In this sense, the engineer says that the technical part can be solved and that the Faculty is in good conditions. However, for electromobility to penetrate the Argentine automotive fleet, the legal part must first be considered. “We were pioneers in the country and we became one of the first nations to think about how to validate this class of vehicles.”

The first one doesn’t always win

The three-wheeled two-seater vehicle is not a new idea, but rather occurs within the framework of a story linked to electric mobility that was born in 2010 when Marcelo Spina received an email to participate in the Atacama Solar Challenge, an electric car race with lithium batteries that were recharged with solar panels. In this way, the Faculty accepted the challenge and the following year took the solar vehicle called Pampa Solar I to Chile to compete in the desert.

This event aroused the interest of students and teachers. From then on, many of the practical works of the subjects were oriented to Pampa Solar I. In 2012 the race was repeated and the University participated with a completely improved car that included among its innovations a battery management system called BMS (Battery Management System) to maximize vehicle power and optimize performance.

“In this context we were able to demonstrate that the encapsulation of solar panel cells was more efficient than the commercial cells that were available on the market and we created our own”, recalls Spina. One of the outstanding points of the race, which began in Santiago de Chile and ended in Arica, on the border with Peru, is that the one who arrived first did not win, but the one who consumed the least energy. On that occasion, the Unicen team won the prize for the best use of solar resources in Latin America for creating its own panels and for the best use of lithium for the development of the BMS.

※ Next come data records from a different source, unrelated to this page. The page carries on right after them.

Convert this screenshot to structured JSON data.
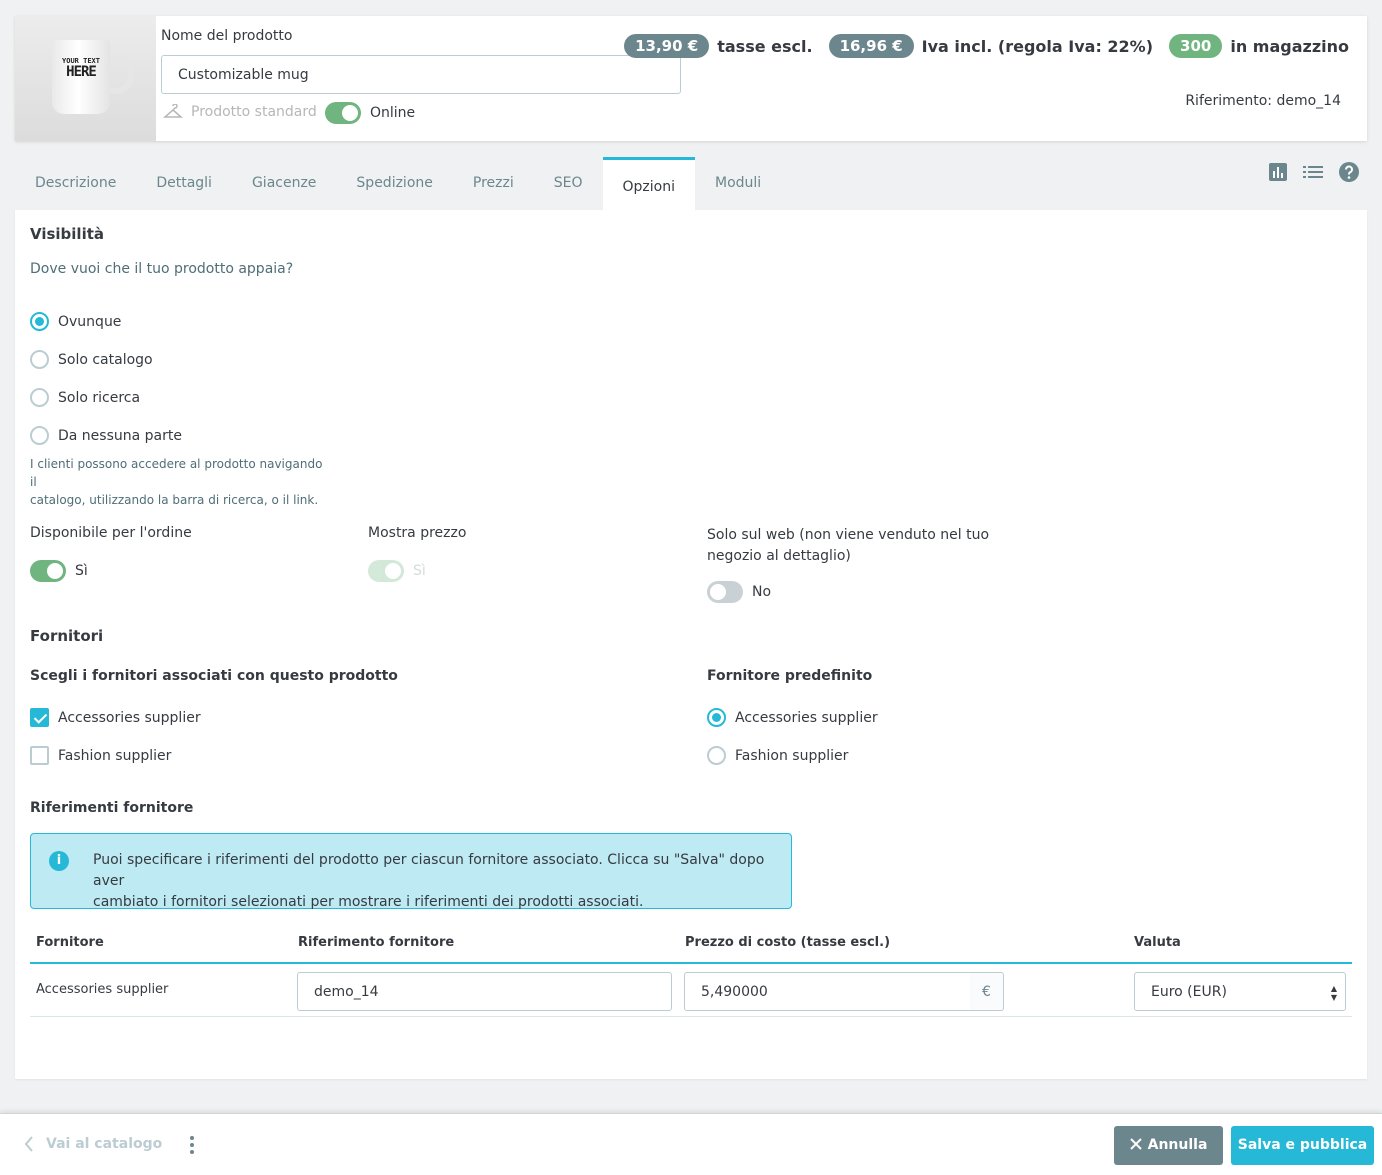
{
  "header": {
    "thumbnail": {
      "line1": "YOUR TEXT",
      "line2": "HERE"
    },
    "name_label": "Nome del prodotto",
    "name_value": "Customizable mug",
    "product_type": "Prodotto standard",
    "online_label": "Online",
    "online_enabled": true,
    "price_excl": "13,90 €",
    "price_excl_label": "tasse escl.",
    "price_incl": "16,96 €",
    "price_incl_label": "Iva incl. (regola Iva: 22%)",
    "stock": "300",
    "stock_label": "in magazzino",
    "reference": "Riferimento: demo_14"
  },
  "tabs": [
    "Descrizione",
    "Dettagli",
    "Giacenze",
    "Spedizione",
    "Prezzi",
    "SEO",
    "Opzioni",
    "Moduli"
  ],
  "active_tab": "Opzioni",
  "header_icons": [
    "chart-icon",
    "list-icon",
    "help-icon"
  ],
  "visibility": {
    "title": "Visibilità",
    "question": "Dove vuoi che il tuo prodotto appaia?",
    "options": [
      "Ovunque",
      "Solo catalogo",
      "Solo ricerca",
      "Da nessuna parte"
    ],
    "selected": "Ovunque",
    "help_line1": "I clienti possono accedere al prodotto navigando il",
    "help_line2": "catalogo, utilizzando la barra di ricerca, o il link."
  },
  "switches": {
    "available_label": "Disponibile per l'ordine",
    "available_value": "Sì",
    "show_price_label": "Mostra prezzo",
    "show_price_value": "Sì",
    "web_only_label_line1": "Solo sul web (non viene venduto nel tuo",
    "web_only_label_line2": "negozio al dettaglio)",
    "web_only_value": "No"
  },
  "suppliers": {
    "title": "Fornitori",
    "choose_label": "Scegli i fornitori associati con questo prodotto",
    "default_label": "Fornitore predefinito",
    "list": [
      "Accessories supplier",
      "Fashion supplier"
    ],
    "checked": [
      "Accessories supplier"
    ],
    "default": "Accessories supplier"
  },
  "references": {
    "title": "Riferimenti fornitore",
    "info_line1": "Puoi specificare i riferimenti del prodotto per ciascun fornitore associato. Clicca su \"Salva\" dopo aver",
    "info_line2": "cambiato i fornitori selezionati per mostrare i riferimenti dei prodotti associati.",
    "columns": [
      "Fornitore",
      "Riferimento fornitore",
      "Prezzo di costo (tasse escl.)",
      "Valuta"
    ],
    "rows": [
      {
        "supplier": "Accessories supplier",
        "reference": "demo_14",
        "cost": "5,490000",
        "currency_symbol": "€",
        "currency": "Euro (EUR)"
      }
    ]
  },
  "footer": {
    "back_label": "Vai al catalogo",
    "cancel_label": "Annulla",
    "save_label": "Salva e pubblica"
  },
  "colors": {
    "primary": "#25b9d7",
    "success": "#70b580",
    "secondary": "#6c868e"
  }
}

In recent years, Brizzio has participated as an overseer and prosecutor for electric car races held in the United States, Europe and Africa. In one of the competitions, the researcher observed a car that caught his attention. “On the outside it was a spaceship and when I asked the cost they told me one and a half million euros. However, the electrical part was the same as ours”, recalls the researcher.

Both engineers agree that indigenous electronic development is on a par with the best teams in the world: “We are in a position to produce vehicles with a much lower budget but technologically the same”, they emphasize.